By: Fabian Cotter

PUBLIC TRANSPORT BY BUS is “as good as light-rail connections” and requires less investment in infrastructure, says a Dutch Minister of Parliament - confirming what many in the global bus industry already know, but what many ‘outside’ transport planners perhaps often fail to fully appreciate.

Dutch Secretary of State for Infrastructure and Transport, Stientje van Veldhoven, echoes the sentiments of many Australians in the bus vs light rail debate.

As reported by Busworld South-East Asia recently, Dutch Secretary of State for Infrastructure and Transport, Stientje van Veldhoven, has said that public transport by bus-like intercity lines and commuter lines are as good as light-rail connections.

Minister van Veldhoven-van der Meer is a Dutch politician and former diplomat and civil servant. As a member of the Democrats 66 party, she has been an MP since 17 June, 2010.

"There is no one-size-fits-all solution, all mobility concepts should be part of the solution," she wrote [to] the Dutch parliament, recently.

She states that to implement light-rail connections large investments are necessary and the projects are not always as manageable as suggested upfront. Also they are "complex" and "require years of planning".

According to van Veldhoven light rail is not a solution for projects that need, "fast realisation especially in cities were the growing number of inhabitants ask for new and easy access to public transport to ensure a good economy and sustainable mobility of people".

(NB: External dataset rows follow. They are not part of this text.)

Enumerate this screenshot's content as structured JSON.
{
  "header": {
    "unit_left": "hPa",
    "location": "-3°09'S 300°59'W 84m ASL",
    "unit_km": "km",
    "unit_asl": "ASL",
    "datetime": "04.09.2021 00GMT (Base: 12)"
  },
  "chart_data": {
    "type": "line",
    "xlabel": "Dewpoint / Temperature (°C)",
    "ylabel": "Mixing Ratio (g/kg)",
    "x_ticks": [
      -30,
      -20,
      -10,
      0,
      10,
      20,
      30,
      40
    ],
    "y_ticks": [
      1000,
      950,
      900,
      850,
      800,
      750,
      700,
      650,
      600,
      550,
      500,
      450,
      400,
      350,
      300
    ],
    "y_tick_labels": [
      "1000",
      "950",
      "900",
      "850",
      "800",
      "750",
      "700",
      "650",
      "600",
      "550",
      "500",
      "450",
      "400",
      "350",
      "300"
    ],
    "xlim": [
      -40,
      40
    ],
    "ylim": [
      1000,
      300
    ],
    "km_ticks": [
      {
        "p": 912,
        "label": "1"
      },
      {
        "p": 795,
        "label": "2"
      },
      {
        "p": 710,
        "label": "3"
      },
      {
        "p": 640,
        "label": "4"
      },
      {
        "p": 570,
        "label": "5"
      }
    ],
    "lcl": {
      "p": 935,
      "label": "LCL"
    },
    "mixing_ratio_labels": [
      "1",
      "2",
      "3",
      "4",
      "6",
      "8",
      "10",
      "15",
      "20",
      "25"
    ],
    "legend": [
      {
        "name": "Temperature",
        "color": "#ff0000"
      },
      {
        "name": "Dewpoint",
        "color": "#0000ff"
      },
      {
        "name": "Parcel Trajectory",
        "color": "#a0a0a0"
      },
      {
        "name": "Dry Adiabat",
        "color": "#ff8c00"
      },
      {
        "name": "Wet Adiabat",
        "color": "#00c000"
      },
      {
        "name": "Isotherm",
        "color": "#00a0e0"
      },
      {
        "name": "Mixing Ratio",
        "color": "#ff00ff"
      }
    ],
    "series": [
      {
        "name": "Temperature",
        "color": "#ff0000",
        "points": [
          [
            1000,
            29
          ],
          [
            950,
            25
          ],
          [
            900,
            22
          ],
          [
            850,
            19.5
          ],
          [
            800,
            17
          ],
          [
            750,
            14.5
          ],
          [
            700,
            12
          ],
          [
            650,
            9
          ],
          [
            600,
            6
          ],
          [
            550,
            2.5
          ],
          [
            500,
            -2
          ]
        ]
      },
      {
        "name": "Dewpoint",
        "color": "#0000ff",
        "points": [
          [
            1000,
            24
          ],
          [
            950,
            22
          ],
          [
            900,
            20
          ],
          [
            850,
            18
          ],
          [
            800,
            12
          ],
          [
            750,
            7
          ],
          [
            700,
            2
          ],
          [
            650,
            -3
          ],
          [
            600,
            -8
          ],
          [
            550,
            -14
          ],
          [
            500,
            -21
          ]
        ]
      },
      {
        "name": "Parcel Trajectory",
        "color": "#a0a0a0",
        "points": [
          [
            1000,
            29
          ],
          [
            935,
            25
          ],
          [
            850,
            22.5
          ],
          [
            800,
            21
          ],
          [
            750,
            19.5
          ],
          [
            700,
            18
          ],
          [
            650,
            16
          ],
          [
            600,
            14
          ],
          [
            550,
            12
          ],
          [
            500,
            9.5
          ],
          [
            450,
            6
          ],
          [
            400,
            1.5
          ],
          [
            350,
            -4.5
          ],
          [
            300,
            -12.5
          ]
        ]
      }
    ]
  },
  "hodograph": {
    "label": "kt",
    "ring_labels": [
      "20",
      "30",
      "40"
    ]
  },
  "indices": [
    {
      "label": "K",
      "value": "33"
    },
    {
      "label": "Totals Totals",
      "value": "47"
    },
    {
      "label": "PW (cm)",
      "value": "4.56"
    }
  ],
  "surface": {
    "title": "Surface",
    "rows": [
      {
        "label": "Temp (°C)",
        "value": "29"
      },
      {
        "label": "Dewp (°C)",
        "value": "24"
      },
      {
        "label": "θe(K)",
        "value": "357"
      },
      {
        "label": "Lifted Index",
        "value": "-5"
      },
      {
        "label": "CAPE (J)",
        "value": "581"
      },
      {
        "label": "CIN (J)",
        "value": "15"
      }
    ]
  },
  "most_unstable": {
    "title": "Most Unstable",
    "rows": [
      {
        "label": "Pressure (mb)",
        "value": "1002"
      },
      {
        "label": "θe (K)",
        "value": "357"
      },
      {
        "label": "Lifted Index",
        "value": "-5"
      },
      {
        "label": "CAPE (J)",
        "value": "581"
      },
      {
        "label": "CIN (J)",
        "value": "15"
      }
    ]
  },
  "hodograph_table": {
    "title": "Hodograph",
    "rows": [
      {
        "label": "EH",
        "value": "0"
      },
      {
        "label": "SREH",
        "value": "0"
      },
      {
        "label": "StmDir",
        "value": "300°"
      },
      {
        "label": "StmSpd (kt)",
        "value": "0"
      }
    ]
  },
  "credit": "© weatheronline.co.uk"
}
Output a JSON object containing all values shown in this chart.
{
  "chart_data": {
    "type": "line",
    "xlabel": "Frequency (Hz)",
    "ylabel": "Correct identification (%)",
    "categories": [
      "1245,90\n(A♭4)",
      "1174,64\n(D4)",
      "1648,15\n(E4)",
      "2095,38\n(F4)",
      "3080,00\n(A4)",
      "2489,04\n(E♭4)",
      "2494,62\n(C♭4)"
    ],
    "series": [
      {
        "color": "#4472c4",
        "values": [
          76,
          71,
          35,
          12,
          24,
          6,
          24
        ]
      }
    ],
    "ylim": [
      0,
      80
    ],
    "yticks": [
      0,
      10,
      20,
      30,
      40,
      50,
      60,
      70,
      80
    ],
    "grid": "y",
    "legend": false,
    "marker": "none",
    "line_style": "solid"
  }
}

"A bus service can provide just that," she wrote, "and needs far less investment in infrastructure than a light-rail system [requires]. Also the bus is very flexible," the Minister stated.

In conjunction with other means of transport like the bicycle, walking, shared car systems and taxi, she sees bus lines and light rail as part of the mobility solution.

van Veldhoven’s sentiments come at a time when not only are many cities around the world contemplating light-rail systems, or have implemented them, but while locally Sydney is seemingly in the grip of a light-rail construction quagmire, with Brisbane opting for articulated 'vehicles' (buses) for its impending Metro system and has put out an international tender for such.


According to NSW Government website www.mysydneycbd.nsw.gov.au, across the world major cities are looking to light rail to help meet the transport needs of growing urban populations.

It states in 2014 nine cities opened a new light rail line, bringing the number of cities with light rail to almost 400 worldwide. And this number is increasing further, with more than 180 networks in the planning stage or under construction.

Laurent Dauby, rail director at the International Association of Public Transport (UITP, from the French: L’Union Internationale des Transports Publics) said transport planners around the world are increasingly using light rail as part of an integrated transport solution.

International cities with light rail include Amsterdam, Barcelona, Berlin, Brussels, Dublin, Frankfurt, Hong Kong, London, Los Angeles, Madrid, Tokyo and Toronto.

Dauby said light rail has been so successfully developed because it delivers significant benefits for both customers and cities.

While light rail’s benefits are well documented, there’s equal evidence that the overall costs and time needed in setting up such systems arguably defeats the purpose.

In NSW, multiple media reports indicate a virtual standstill and blowout in costs of Sydney’s $2.1bn light rail project, with the State Government embroiled in a bitter unforeseen court battle with main Spanish-based contractor Acciona, which launched a $1.1bn lawsuit against the state’s leading transport agency, Transport for NSW, earlier this year.

 Related article: Custom Bus Group in Brisbane Metro tender hunt
Related article: Custom Bus Group in Brisbane Metro tender hunt


As reported in the Brisbane Times newspaper in May, Brisbane City Council’s public transport chairman Adrian Schrinner said the council would start looking at vehicle options at the end of the year.

"We know things like how many people we need to carry, approximately what length it will be, [but] it may be that an operator comes in and says we can carry 150 people with a shorter vehicle, so the length may change, various things may change," he said.

Cr Schrinner added that all power types from diesel through to hybrid and electric would be considered, and when it comes to purchasing the Metro vehicles the council will buy just one to start with.

"One thing we’ve discovered with various vehicles that Transport for Brisbane operate, specifications for overseas don’t always translate into the Australian or the Brisbane context," Cr Schrinner said.

"When we go out to market, probably later this year, we will be doing a full scan of what is here at the moment, but also what is in the pipelines

"I’d prefer to buy one, discover there are problems with it up front than buy 60 and discover there are problems."

According to Cr Schrinner, the vehicles would have a separate compartment for the driver, all-door boarding and be low-access vehicles.